Thursday, April 15, 2010

TPACK Language Arts Lesson Plan

Name: Haley VandeMerwe

Title: What's YOUR Story?


Students will work in small groups, then individually to brainstorm and create an online blog with stories, as well as a personal narrative of their own. They will learn the aspects reflective writing by using online tools and technology.

Primary Core Objective:

Standard 2
Students will write informational and literary text to reflect on and recreate experiences, report observations, and persuade others

Objective 2
(Extended Writing): Write to identify and reflect on feelings to recreate experiences. (Emphasize short biographies, narratives, or memoirs. Students should use the entire writing process to produce at least one extended piece per term, not necessarily limited to the type of writing emphasized at individual grade levels.)

Materials Used by the Teacher:

  • Computer
  • Create PowerPoint to display an example for the online web they will create

Materials Used by the Students:

  • Computer w/ Internet (for online map and blog)
  • If less computers than students, paper and pencil to write their individual narrative

Technologies Used by the Teacher:

  • PowerPoint

Technologies Used by the Students:

  • Online Web Mapping (for brainstorming) <>
  • Computer to type narrative

Intended Learning Outcomes:

  • My students will be able to explain and write an example of a biography/narrative
  • My students will be able to write descriptively, using details as to recreate the situation

Instructional Procedures:

  • 1- introduce the lesson with a PowerPoint explaining what the students will be doing, complete with examples of what the students' final product will resemble
  • 2- split the students into groups of 3-4 (depending on how many computers are available), and have them create a brainstorming map of experiences they could write about <>. This is a good resource to use because all the group members can easily see it and this web will help them come up with ideas for their own narrative which will be created later. The teacher walks around during this time, answering questions and helping to get ideas flowing.
  • 3- students go back to their seats and write a short narrative about an event in their life
  • 4- students then get back in their groups and type their stories on a group blog so the class can share with each other. The teacher walks around the room during this time to help students with the blog.
  • 5-Now it's time for their own extended narrative. If each student has a computer, then they will write the first draft of their narrative (starting with the beginning of their life and ending with the present time). In the meantime, the teacher will put helpful hints and ideas of good descriptive words on the dry erase board, or have a slide of a PowerPoint displayed with writing tips on it.
  • 6- This lesson may take two days, and the students who finish their personal narrative early can start creating a fictional narrative (i.e. a story in first person).

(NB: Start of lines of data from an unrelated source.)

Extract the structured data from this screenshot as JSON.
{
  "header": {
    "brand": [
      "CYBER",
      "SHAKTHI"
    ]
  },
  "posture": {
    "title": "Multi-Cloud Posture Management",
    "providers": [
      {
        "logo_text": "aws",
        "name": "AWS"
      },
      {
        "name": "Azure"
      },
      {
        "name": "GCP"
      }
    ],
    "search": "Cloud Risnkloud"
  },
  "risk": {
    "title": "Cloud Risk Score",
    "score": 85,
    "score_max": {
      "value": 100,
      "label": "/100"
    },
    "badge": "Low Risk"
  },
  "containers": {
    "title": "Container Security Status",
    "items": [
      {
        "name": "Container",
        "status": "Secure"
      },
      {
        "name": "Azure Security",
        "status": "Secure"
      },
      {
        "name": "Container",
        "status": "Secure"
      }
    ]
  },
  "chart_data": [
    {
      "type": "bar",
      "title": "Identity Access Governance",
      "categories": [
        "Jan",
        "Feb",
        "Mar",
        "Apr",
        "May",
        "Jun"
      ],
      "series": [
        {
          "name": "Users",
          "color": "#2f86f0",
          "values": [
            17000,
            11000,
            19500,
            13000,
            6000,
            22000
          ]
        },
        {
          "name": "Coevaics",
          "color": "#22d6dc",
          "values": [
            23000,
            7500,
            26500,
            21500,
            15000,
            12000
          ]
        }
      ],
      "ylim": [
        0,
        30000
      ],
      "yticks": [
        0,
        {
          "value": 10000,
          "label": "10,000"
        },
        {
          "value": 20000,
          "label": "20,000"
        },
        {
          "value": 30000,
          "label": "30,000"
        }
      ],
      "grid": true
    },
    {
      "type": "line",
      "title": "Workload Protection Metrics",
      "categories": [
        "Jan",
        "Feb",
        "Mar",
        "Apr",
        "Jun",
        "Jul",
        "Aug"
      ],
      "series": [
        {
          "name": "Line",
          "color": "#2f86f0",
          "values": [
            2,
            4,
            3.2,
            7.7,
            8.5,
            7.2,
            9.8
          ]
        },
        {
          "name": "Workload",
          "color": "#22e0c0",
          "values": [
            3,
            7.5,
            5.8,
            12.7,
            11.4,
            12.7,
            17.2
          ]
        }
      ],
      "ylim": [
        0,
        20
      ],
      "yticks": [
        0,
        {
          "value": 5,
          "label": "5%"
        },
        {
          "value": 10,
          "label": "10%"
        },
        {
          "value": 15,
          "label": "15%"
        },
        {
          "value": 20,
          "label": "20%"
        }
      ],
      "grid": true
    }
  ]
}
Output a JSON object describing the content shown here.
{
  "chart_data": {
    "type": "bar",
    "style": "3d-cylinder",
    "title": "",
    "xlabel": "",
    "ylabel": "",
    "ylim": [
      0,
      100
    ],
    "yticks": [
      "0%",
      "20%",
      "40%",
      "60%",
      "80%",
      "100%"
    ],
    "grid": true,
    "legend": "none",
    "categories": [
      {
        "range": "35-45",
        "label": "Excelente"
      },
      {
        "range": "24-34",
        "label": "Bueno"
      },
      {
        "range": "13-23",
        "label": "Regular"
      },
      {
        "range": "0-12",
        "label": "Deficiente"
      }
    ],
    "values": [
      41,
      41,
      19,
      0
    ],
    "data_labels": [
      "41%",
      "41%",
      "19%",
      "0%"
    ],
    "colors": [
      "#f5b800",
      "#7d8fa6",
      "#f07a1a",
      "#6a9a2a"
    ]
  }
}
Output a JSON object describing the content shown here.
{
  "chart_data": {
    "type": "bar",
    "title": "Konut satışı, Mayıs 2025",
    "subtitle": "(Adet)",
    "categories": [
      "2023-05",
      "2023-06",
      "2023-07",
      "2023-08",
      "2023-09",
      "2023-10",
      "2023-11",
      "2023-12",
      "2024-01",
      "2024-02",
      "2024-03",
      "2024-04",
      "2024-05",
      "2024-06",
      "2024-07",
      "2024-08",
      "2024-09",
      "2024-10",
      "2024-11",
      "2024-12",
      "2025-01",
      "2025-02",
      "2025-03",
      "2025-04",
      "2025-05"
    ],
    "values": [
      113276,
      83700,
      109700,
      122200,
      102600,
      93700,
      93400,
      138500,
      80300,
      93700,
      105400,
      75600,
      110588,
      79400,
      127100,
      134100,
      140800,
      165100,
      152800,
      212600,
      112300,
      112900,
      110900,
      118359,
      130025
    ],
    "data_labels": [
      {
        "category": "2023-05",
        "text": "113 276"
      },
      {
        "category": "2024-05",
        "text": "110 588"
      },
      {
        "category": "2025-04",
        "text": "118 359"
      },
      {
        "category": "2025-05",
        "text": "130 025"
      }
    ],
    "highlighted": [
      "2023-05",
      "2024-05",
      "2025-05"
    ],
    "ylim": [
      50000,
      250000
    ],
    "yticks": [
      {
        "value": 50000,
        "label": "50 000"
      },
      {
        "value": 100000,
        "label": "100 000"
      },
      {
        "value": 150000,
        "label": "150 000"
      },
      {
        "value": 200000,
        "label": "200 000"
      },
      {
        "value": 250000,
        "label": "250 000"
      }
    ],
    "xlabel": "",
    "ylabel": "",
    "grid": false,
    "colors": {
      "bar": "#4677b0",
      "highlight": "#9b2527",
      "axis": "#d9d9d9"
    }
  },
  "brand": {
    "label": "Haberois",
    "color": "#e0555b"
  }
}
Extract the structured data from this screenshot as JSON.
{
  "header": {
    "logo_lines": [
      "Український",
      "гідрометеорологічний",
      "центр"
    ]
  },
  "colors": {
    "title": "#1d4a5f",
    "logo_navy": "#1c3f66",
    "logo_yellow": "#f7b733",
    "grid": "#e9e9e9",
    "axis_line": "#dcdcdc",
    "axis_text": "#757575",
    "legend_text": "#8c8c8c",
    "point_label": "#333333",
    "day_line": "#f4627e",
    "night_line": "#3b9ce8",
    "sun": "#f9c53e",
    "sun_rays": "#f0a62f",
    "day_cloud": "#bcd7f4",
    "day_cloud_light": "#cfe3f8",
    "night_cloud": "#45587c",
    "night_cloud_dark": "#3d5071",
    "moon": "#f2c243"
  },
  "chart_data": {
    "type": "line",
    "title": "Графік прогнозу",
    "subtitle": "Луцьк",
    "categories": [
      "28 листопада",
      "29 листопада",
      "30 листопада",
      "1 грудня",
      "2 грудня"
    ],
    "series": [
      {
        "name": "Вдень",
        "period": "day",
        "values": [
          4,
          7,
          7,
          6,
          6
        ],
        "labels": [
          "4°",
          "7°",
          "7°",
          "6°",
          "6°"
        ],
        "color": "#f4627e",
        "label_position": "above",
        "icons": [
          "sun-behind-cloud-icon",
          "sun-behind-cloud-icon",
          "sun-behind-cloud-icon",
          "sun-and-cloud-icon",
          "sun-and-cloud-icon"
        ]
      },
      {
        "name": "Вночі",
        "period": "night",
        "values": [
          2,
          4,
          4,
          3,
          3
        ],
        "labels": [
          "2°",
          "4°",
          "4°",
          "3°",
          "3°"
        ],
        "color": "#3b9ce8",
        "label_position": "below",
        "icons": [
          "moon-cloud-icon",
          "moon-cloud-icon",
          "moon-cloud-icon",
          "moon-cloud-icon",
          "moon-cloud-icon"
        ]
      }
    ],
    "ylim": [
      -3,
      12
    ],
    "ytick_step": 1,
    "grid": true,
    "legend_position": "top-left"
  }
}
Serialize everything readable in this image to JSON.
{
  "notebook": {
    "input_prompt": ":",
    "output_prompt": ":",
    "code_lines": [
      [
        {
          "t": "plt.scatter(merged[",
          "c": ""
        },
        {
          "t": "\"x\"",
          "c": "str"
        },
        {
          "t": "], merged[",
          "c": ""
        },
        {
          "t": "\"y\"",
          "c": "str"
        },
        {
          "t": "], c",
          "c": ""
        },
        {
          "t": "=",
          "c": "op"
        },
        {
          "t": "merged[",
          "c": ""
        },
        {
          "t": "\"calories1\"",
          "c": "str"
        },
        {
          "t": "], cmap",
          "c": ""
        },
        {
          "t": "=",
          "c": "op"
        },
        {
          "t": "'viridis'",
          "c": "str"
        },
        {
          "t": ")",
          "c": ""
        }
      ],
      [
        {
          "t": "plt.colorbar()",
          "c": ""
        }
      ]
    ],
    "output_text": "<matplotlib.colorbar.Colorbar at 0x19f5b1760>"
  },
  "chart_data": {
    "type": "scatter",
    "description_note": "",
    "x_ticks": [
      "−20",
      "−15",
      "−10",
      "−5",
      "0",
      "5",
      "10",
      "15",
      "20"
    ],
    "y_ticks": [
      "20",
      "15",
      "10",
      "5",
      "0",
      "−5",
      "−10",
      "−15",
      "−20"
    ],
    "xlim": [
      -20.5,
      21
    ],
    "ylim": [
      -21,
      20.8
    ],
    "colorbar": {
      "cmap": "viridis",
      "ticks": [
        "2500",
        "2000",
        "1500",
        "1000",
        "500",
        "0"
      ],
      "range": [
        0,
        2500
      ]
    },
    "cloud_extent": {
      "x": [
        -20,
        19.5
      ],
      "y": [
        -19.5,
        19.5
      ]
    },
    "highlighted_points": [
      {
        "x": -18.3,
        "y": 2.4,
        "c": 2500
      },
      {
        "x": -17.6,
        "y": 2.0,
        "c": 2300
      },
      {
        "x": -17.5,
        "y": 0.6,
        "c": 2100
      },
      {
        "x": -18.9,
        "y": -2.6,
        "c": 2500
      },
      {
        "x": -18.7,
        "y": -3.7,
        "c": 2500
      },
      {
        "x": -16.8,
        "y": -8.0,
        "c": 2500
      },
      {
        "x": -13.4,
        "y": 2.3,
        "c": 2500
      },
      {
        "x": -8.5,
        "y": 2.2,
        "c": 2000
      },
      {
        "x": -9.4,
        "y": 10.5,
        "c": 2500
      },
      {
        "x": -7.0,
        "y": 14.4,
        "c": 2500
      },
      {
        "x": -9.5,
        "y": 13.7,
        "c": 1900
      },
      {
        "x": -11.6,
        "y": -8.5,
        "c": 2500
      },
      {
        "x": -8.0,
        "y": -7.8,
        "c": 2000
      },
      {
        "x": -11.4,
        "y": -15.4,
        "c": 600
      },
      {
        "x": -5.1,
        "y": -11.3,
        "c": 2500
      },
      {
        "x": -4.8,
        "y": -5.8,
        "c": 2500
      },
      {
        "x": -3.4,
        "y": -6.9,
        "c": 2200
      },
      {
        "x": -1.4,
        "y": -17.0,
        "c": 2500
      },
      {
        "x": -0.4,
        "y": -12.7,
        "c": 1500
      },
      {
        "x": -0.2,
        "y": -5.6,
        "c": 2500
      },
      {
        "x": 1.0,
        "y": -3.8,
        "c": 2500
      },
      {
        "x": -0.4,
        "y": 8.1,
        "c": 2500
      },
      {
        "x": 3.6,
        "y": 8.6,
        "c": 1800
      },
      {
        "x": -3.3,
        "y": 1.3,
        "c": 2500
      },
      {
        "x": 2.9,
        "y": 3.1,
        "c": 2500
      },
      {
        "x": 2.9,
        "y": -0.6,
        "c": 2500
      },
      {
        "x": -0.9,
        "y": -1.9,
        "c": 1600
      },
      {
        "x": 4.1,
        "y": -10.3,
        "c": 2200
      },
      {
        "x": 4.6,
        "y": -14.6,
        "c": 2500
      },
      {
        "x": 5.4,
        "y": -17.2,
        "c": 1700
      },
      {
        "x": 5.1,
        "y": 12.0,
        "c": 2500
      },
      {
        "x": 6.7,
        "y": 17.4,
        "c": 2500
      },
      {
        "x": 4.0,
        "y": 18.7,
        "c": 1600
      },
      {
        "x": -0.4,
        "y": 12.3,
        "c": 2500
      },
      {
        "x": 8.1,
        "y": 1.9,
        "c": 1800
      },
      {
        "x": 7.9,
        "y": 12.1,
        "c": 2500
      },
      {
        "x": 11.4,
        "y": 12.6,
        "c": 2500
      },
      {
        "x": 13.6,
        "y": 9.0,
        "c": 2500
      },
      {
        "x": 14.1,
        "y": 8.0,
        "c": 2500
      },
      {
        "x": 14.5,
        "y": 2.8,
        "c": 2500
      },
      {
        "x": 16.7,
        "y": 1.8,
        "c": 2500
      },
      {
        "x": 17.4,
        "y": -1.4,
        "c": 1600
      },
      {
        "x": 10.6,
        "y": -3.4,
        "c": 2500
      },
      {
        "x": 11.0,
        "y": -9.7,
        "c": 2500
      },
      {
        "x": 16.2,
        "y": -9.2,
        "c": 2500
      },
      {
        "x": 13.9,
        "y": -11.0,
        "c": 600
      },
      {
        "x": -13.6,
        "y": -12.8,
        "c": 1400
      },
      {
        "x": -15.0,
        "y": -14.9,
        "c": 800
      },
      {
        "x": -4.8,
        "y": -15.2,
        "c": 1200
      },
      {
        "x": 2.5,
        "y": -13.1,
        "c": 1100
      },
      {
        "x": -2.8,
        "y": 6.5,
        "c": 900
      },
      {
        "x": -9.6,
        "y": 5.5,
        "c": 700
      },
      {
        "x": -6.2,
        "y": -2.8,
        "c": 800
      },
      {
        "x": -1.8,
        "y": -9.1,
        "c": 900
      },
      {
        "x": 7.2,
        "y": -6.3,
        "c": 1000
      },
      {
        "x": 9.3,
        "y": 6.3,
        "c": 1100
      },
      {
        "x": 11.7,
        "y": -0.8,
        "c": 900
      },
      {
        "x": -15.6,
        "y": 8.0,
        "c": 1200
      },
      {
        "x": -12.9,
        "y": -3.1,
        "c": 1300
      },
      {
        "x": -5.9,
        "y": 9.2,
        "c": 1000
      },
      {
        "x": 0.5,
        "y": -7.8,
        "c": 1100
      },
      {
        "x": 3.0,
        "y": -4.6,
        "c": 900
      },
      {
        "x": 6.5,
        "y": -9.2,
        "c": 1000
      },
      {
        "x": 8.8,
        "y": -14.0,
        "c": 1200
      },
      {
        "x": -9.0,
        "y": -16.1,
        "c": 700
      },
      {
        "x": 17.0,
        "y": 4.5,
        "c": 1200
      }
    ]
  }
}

For the students who finish early, they can begin to write a fictional story, a narrative of a made-up character. They can start with a brainstorming web if they can't create a story off the top of their head. They will use the same techniques and guidelines that they learned while doing their own previous work.

Assessment Plan:

I will know my students will have learned the concept I am teaching because they will turn in their final narrative and I will be able to see their work. I will grade these pieces and the students who receive 85% or higher understand the principles that were taught through this lesson.